Козелков очень любезно поздоровался с Праведным и боязливо взглянул на Гремикина, который, в свою очередь, бросил на него исподлобья воспаленный взор. Он угрюмо объявил десять без козырей.
– Ну-с, как дела в собрании(в Дворянском собрании) , почтеннейший Созонт Потапыч? – любезно вопросил Козелков.
– Посредников, вашество, экзаменуем, – отвечал Праведный своим детским голоском и так веселенько хихикнул, что Дмитрий Павлыч ощутил, как будто наступил на что-то очень противное и ослизлое.
– Десять без козырей, – снова объявил Гремикин.
– Однако мой приход, кажется, счастье вам принес, Яков Филиппыч? – подольстился Козелков.

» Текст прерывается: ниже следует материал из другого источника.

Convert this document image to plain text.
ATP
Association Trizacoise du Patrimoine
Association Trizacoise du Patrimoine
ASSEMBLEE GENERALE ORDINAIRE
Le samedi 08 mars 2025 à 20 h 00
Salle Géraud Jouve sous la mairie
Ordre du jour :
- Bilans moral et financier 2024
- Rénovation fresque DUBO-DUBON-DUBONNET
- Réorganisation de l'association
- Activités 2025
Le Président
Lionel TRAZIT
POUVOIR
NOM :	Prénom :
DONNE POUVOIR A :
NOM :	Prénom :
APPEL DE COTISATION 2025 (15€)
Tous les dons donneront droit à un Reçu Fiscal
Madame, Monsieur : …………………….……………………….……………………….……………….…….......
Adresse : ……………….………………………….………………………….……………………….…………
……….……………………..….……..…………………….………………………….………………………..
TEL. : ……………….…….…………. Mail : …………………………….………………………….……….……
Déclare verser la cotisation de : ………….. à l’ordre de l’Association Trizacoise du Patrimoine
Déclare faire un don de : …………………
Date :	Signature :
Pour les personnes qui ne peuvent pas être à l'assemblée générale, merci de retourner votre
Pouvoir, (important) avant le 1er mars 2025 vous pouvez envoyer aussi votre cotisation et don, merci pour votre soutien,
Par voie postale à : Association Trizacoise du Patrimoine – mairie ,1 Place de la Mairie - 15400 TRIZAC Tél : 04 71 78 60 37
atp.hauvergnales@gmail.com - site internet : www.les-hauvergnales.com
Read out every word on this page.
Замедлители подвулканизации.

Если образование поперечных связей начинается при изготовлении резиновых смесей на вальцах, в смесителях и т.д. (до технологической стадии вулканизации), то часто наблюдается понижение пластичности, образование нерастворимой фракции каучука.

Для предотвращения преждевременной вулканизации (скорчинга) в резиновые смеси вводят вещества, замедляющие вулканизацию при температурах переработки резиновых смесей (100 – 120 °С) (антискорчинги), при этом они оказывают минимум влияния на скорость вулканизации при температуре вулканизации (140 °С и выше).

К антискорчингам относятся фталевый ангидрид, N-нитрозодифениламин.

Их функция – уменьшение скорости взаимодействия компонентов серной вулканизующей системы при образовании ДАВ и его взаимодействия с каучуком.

– Я иногда... всегда!.. – отвечал колосс, даже не поворачивая головы, – скорее таким манером ремизы списываются...
– С Яковом Филиппычем это, вашество, бывает-с, – вступился один из партнеров, очевидно, смущенный, – а ну-те, я повистую!
– Не советую! – мрачно цыркнул колосс и тут же смешал карты.
Игра продолжалась, но, очевидно, для одной проформы, потому что Гремикин без церемоний объявил несколько раз сряду десять без козырей и живо стер свои и чужие ремизы. Партнеры его только вздыхали, но возражать не осмелились.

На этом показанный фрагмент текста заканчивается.